Surely it makes more sense that an author or advertising designer who wishes to use u with superscript e to use the Unicode method of u followed by a combining superscript e  so that it will appear as desired in any font rather than by using a font change? Font changes should not change the orthography  or spelling of the original but should represent transparently what the writer intended, and Unicode gives us a clear way to distinguish combining superscript e from combining diaeresis and combining superscript s from combining circumflex.

Using the Unicode method makes far more sense than creating fonts that work for particular languages only, provided no foreign words or names appear, or which require language tagging.

In most European languages æ and œ are ligatures at one time commonly used in names and technical words of Latin origin.  Modern stylistic preference is to avoid these ligatures. However French uses œ for a particular sound, though the use of that ligature instead of oe was not considered important enough for œ to be generally available on French typewriters. Also both diagraphs were separate letters in Old English, whence the use of æ still in modern Danish and Icelandic. Should this modern convention be properly indicated in an intelligent font by using unconnected ae and oe for the these digraphs except where language tagging indicates Danish, Icelandic, or older Scandinavian use or Old English?  Should we have to language tag Encyclopædia Britannica to be sure that æ appears in the name properly connected?

In fact, the stylistic conventions are indicated not by font changes or tagging but by typing the appropriate characters.

Should an English language font render ö as oe,  so that Göthe appears automatically in the more normal English form Goethe?

Marco's desire to use a font to indicate combining superscript einstead of the way Unicode wants it done seems prompted because currently most Unicode fonts do not currently support the combinining superscript characters and he wishes a fallback to normal diaeresis instead of to an undefined character indicator.

This is a reasonable wish.

In light of current Unicode support, the hack of identifying diaeresis with combinining superscript e makes sense.

There has never been anything wrong with using a hack when required for a task at hand. But hacks of this kind that, if followed up widely in many fonts in many languages, would produce a chaos of interpretations and numerous fonts only suited for particular languages, filtering the text and not presenting what is there, without complex and otherwise unnecessary tagging.

Surely this is not what Unicode should be?

If a writer uses a long s in modern writing, whether quoting text of an earlier era or purposely being archaic, normal fonts should display a long s, not a short s  on the grounds that it happens long s is not normally used in modern writing in Antiqua fonts.

If a writer decides between using ü, ue, or uͤͤ (u with combining superscript e), the font should leave the text alone.

If you have a newer version of the Code 2000 font on your machine which contains the combining superscripts, then the superscript eappears correctly in newer browsers, even if you are using a different font for the base character. A diacritic from one font is placed over the base character of another.

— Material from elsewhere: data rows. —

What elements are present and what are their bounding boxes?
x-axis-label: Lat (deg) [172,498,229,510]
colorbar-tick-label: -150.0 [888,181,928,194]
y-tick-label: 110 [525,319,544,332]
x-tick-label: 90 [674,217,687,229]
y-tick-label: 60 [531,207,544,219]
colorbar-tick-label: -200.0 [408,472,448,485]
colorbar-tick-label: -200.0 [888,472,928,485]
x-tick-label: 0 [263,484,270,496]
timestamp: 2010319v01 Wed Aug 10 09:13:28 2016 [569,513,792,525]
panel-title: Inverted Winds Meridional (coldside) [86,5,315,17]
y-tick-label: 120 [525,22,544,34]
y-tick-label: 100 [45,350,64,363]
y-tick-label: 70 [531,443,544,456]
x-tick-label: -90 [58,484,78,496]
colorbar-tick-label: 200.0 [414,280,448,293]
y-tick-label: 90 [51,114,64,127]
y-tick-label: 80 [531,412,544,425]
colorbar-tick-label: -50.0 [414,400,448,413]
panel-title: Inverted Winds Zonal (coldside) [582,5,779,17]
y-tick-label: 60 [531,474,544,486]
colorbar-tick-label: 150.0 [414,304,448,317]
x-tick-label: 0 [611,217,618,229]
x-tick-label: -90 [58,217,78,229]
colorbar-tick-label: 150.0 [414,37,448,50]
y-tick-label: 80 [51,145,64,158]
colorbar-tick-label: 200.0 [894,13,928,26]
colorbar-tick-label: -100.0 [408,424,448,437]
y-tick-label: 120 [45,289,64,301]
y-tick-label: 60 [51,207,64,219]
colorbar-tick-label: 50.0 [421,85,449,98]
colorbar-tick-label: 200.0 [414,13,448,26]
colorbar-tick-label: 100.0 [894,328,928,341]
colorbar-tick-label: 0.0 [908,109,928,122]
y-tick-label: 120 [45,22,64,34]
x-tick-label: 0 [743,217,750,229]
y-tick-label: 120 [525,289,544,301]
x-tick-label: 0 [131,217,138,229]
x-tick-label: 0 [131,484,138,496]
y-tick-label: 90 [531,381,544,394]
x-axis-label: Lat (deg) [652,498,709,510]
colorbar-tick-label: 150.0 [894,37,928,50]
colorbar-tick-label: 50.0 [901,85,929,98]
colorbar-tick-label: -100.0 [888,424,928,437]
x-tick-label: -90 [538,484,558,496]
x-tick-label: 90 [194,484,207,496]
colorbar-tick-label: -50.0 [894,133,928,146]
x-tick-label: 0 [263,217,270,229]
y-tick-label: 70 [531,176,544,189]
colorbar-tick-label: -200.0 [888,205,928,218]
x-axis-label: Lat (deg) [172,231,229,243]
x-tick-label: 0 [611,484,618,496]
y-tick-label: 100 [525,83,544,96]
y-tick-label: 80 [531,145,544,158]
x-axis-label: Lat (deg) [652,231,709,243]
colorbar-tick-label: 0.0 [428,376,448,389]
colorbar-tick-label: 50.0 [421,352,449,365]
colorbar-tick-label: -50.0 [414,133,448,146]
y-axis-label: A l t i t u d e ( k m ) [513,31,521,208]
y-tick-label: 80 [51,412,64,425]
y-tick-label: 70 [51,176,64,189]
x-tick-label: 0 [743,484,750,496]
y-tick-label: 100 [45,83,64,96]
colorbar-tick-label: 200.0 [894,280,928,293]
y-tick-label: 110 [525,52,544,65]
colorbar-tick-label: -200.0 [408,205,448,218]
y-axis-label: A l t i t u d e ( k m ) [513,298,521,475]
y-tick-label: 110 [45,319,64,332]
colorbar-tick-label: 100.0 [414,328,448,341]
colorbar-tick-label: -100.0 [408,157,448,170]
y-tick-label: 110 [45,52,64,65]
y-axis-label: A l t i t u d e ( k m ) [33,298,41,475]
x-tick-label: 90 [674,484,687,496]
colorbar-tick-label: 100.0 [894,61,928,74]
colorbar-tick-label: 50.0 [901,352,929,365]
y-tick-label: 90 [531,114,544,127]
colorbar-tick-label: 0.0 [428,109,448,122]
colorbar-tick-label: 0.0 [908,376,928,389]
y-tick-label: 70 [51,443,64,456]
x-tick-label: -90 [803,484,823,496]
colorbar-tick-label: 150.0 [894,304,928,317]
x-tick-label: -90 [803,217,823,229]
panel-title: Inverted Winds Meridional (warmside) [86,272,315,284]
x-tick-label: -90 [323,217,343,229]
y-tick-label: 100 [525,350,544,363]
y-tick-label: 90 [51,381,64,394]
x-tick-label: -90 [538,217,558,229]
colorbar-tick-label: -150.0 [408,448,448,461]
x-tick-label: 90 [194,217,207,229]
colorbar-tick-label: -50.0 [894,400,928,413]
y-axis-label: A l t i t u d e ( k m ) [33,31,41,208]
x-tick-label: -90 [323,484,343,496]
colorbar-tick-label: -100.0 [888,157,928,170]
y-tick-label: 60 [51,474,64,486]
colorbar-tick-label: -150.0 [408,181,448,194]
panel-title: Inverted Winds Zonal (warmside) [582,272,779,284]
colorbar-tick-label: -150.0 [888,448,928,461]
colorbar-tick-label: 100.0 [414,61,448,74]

I can understand Marco not wishing to bother viewers with the demand to load a particular font and also knowing that dynamic downloading of a font will not work with every system or browser or with user settings of browsers. So use the hack for now. In two or three years, hopefully, it will not be necessary.

Generally a font should not be correcting the text.

The use of macron for dieresis is somewhat a different matter.  If a particular style of German script uses a line for a diaeresis, then indeed the diaeresis in that script has fallen together in appearance with the macron. This would be especially so if a diaeresis was used over e and i (in foreign words and names). Representing diaeresis by a glyph of macron form would be no more of a hack then would be the use in an English script font of a p with an ascender, though presumably an Icelander would identify that as the letter þ, not p.  (How þ itself should be presented in such a script font is problematical!)

The main difficulty with identification of diaeresis and combinining superscript e is that the identification does not work universally, even within German, if foreign names or words appear. Even in German text, combining superscript e may not always correctly replace diaeresis.